Wichtigste Erkenntnisse

  • Phantom hat Alvin Hsia, Emily Hsia und Aris Samad von Ventuals für seine Trading- und Datenteams verpflichtet.
  • Ventuals hat in dieser Woche seine OpenAI- und Anthropic-Märkte eingestellt und wird innerhalb des Hyperliquid-Ökosystems abgewickelt.
  • Phantom treibt den Ausbau in Richtung perpetual futures voran und sieht offene Märkte als zentralen Schwerpunkt.

Phantom setzt seinen Vorstoß in Richtung perpetual futures fort und verstärkt sich dafür mit dem Team hinter Ventuals. Die Krypto Wallet hat Alvin Hsia, Emily Hsia und Aris Samad verpflichtet. Die drei gehörten zu den Köpfen hinter dem Projekt, das Anfang dieser Woche seine OpenAI- und Anthropic-Märkte eingestellt hat.

Neue Rolle für das Ventuals-Team

Nach Angaben von Phantom-CEO Brandon Millman wechseln die drei in die Trading- und Datenteams des Unternehmens. Ventuals hatte bereits Anfang des Monats angekündigt, dass das Projekt abgewickelt und in ein anderes Vorhaben innerhalb des Hyperliquid-Ökosystems überführt wird. Damit endete eines der bekanntesten Experimente rund um den Onchain-Handel mit Bewertungen privater Unternehmen.

Der Wechsel fügt sich in eine breitere Entwicklung im Kryptomarkt ein. Perpetual futures haben sich von einem krypto-nativen Nischenprodukt zu einem der wichtigsten Handelsinstrumente der Branche entwickelt. Sie laufen ohne Enddatum, sind rund um die Uhr handelbar und werden nicht nur für Krypto-Spekulationen genutzt, sondern auch für andere Basiswerte wie private Unternehmen oder Rohstoffe.

Phantom baut Handelsangebot aus

Phantom ist vor allem als eine der größten Self-Custody Wallets im Krypto-Bereich bekannt, erweitert sein Angebot aber schon seit Längerem um Swaps, Staking und Derivate. Damit folgt das Unternehmen einem klaren Branchentrend: Wallets dienen nicht mehr nur der Verwahrung, sondern entwickeln sich zunehmend zu umfassenden Trading-Apps für Tokens und andere Anlageinstrumente. Auch andere Anbieter gehen diesen Weg: Trust Wallet hat zuletzt tokenisierte US-Aktien direkt in der App zugänglich gemacht.

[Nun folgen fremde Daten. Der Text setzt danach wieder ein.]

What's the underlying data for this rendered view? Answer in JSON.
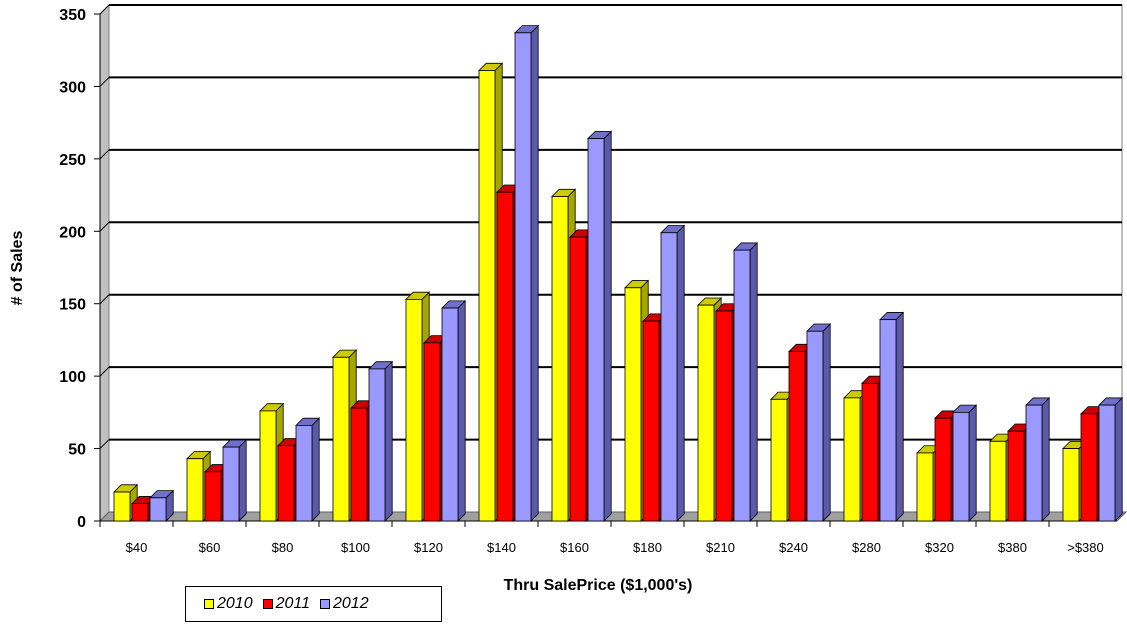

Millman sagte, dass offene Märkte für Phantom ein zentraler Schwerpunkt seien. Hyperliquid nannte er eines der besten Beispiele dafür, was offene Märkte ermöglichen können, auch mit Blick auf weltweite Liquidität und eine transparente Onchain-Infrastruktur. Phantom bezeichnet sich inzwischen als größten Vertriebspartner innerhalb des Hyperliquid-Ökosystems und will den Fokus auf perpetual futures weiter ausbauen.

Warum das relevant ist

Für europäische Krypto-Nutzer ist das vor allem deshalb interessant, weil die Grenzen zwischen Wallet, Exchange und Derivateplattform immer stärker verschwimmen. Wenn große Wallets zusätzliche Trading-Funktionen integrieren, kann das den Zugang zu Perps und anderen Produkten verändern, ohne dass dafür zwingend eine klassische Krypto Exchange dazwischengeschaltet ist.

Zugleich zeigt der Schritt, dass Onchain-Trading-Infrastruktur zunehmend als ernstzunehmende Alternative zu zentralisierten Märkten wahrgenommen wird. Das ist nicht nur für Hyperliquid relevant, sondern auch für andere Anbieter, die auf Transparenz, Geschwindigkeit und eine breitere Verteilung von Handelsprodukten setzen.